If there's one way to improve any meal, I wholeheartedly think it's by adding pastry. It's not uncommon for me to find a way to incorporate some kind of pastry into a favourite dish.
The citrus-infused brûlée is another excuse for pastry. Because really, who needs ramekins when you can just eat the base as well?
This dessert is essentially like a lemon custard tart with a toffee top. The custard is chilled overnight. But if you want a faster or warm dish, feel free to serve the custard on the night it is made. It can function both as a cool dessert for summer, or a comforting dessert for the cold wintry nights we've been having lately.
Here's how to make one:
Lemon Brûlée Tarts
Ingredients
300ml thickened cream
2 tsp grated lemon rind
4 egg yolks
2 tbsp caster sugar
2 tsp cornflour
2 tbsp lemon juice
2 sheets puff pastry, thawed
1/3 cup sugar
seasonal fruits to serve
Method
- Heat the cream in a pan with the lemon rind until almost boiling. Allow to cool slightly. Whisk egg yolks, sugar, cornflour and lemon juice in a bowl until thick and pale.
- Add the cream slowly, whisking constantly. Sieve into a clean pot and stir over low heat until mixture coats the back of a wooden spoon. Pour into a heatproof bowl, cover with plastic wrap and refrigerate for several hours or overnight.

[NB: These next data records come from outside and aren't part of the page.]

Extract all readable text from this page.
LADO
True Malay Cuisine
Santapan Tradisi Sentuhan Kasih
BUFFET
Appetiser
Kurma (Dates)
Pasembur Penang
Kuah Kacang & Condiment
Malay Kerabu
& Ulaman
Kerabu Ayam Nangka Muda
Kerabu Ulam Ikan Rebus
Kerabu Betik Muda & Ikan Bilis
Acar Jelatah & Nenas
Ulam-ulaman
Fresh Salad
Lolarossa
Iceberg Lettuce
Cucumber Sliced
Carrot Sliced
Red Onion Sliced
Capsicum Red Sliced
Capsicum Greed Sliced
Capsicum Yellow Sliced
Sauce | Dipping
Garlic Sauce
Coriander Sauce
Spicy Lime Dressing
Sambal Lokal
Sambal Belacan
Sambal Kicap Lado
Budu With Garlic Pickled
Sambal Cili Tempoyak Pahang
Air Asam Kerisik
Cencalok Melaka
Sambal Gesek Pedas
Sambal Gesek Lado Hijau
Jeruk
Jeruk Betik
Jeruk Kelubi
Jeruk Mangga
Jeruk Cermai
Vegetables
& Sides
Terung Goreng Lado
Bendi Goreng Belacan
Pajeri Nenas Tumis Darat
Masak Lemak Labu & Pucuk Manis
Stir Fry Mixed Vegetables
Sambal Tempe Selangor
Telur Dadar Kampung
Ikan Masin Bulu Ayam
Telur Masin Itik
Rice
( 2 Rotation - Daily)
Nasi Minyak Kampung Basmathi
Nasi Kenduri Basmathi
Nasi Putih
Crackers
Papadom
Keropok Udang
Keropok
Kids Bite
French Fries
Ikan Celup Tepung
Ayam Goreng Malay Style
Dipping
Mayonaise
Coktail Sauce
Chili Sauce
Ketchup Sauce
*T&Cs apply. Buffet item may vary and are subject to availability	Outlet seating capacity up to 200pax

- Preheat oven to 210°C. Grease 4 shallow tart tins and line with pastry. Trim the edges and prick with a fork. Line with greaseproof paper and weight down with dried beans, rice, dry lentils or pie weights. Bake for 15 minutes, discard paper and weights; return to the oven for 5 minutes. Cool.
- To serve, remove pastry from tins and spoon custard into pastry shell and smooth surface. Sprinkle with sugar and use a blow torch to caramelise. Alternatively, you can caramelise the sugar under a grill, just cover the pastry edges with foil to stop them from burning.